Sabtu, 13 Desember 2008 | 19:57 WIB
JAKARTA, SABTU – Industri kreatif kini banyak menjadi pilihan kalangan muda mengembangkan karier sekaligus menciptakan lapangan pekerjaan. Sisi inilah yang tersirat dalam diskusi terkait Dji Sam Soe Award 2008-2009 pada Jumat lalu. “Industri kreatif memang sekarang banyak peminatnya,” kata Project Manager Swisscontact Ade Suwargo Mulyo, salah satu pembicara dalam diskusi tersebut.

Menurut buku Studi Industri Kreatif Indonesia 2007, sebanyak 6,3 persen produk domestik bruto (GDP) disumbang oleh industri ini. Malahan, ada prediksi kalau lima tahun ke depan, industri kreatif menyumbang sepuluh persen dari GDP.

Sekarang, ada 14 bidang unggulan industri kreatif di Indonesia yakni arsitektur; barang seni; kerajinan; desain; mode; permainan interaktif; musik; seni pertunjukan; penerbitan dan percetakan; layanan komputer dan peranti lunak; radio dan televisi; riset dan pengembangan; serta film, video, dan fotografi.

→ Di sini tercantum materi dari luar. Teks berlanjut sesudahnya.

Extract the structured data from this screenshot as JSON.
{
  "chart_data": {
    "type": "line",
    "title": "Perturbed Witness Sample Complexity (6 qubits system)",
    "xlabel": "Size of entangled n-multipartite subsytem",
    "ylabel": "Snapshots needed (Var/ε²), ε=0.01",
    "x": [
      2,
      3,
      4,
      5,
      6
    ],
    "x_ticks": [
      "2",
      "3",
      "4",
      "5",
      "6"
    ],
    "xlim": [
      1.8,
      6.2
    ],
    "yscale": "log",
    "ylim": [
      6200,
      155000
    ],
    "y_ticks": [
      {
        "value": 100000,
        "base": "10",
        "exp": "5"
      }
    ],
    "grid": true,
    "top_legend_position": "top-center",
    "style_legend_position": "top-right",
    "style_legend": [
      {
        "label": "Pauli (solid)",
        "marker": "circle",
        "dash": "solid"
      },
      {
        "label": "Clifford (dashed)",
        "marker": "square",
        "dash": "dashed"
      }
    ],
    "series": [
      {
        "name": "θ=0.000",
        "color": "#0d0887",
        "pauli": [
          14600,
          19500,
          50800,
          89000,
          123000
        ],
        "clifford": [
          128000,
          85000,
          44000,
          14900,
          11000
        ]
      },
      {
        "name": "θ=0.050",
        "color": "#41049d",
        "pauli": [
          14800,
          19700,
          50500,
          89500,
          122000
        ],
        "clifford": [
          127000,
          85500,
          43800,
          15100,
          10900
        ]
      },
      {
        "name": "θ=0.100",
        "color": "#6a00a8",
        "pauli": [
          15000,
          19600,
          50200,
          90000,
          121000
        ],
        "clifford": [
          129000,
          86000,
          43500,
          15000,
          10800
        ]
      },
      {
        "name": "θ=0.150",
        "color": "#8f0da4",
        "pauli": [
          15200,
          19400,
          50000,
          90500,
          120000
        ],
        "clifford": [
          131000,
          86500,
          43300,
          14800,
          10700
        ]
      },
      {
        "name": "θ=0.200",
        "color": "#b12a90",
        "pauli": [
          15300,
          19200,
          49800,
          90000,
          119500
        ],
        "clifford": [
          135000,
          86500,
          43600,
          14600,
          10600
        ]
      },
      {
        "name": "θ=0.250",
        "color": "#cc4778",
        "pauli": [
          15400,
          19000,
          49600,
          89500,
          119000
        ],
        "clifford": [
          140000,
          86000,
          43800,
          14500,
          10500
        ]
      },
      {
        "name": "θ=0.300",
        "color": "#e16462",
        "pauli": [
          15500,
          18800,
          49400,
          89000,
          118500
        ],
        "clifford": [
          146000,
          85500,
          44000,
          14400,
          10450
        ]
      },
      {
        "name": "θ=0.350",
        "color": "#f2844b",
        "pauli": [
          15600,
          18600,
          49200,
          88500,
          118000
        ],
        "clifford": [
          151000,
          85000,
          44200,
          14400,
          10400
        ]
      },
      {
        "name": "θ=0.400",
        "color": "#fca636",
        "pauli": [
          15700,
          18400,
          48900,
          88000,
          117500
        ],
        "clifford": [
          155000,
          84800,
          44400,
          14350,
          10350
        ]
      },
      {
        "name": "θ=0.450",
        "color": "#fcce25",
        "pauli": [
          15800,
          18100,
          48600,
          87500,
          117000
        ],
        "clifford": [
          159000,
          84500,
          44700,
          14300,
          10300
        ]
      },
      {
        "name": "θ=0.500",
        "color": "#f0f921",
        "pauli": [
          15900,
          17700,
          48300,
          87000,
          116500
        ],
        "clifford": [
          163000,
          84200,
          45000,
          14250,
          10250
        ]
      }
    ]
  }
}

Oleh karena itu, pada diskusi yang juga melibatkan pengusaha muda Sandiaga Uno ini, tersirat adanya kesempatan yang tersedia bagi industri kreatif untuk ikut ambil bagian dalam ajang lomba tersebut. Hingga kali ini, penghargaan tersebut sudah memasuki penyelenggaraan keempat.

Menurut catatan penyelenggara, lomba kali ini menempatkan kriteria wirausaha muda mendampingi kriteria sebelumnya yakni wirausaha usaha kecil dan menengah (UKM). Kriteria teranyar ini menetapkan syarat peserta berusia 25-35 tahun. Lalu, pelaku wirausaha memiliki omset antara Rp500 juta hingga Rp10 miliar per tahun. Usaha yang dilakukan sudah berjalan minimal tiga tahun dan memiliki karyawan minimal lima orang adalah dua syarat selanjutnya. Sementara, lomba dimulai sejak Desember 2008 hingga April tahun depan.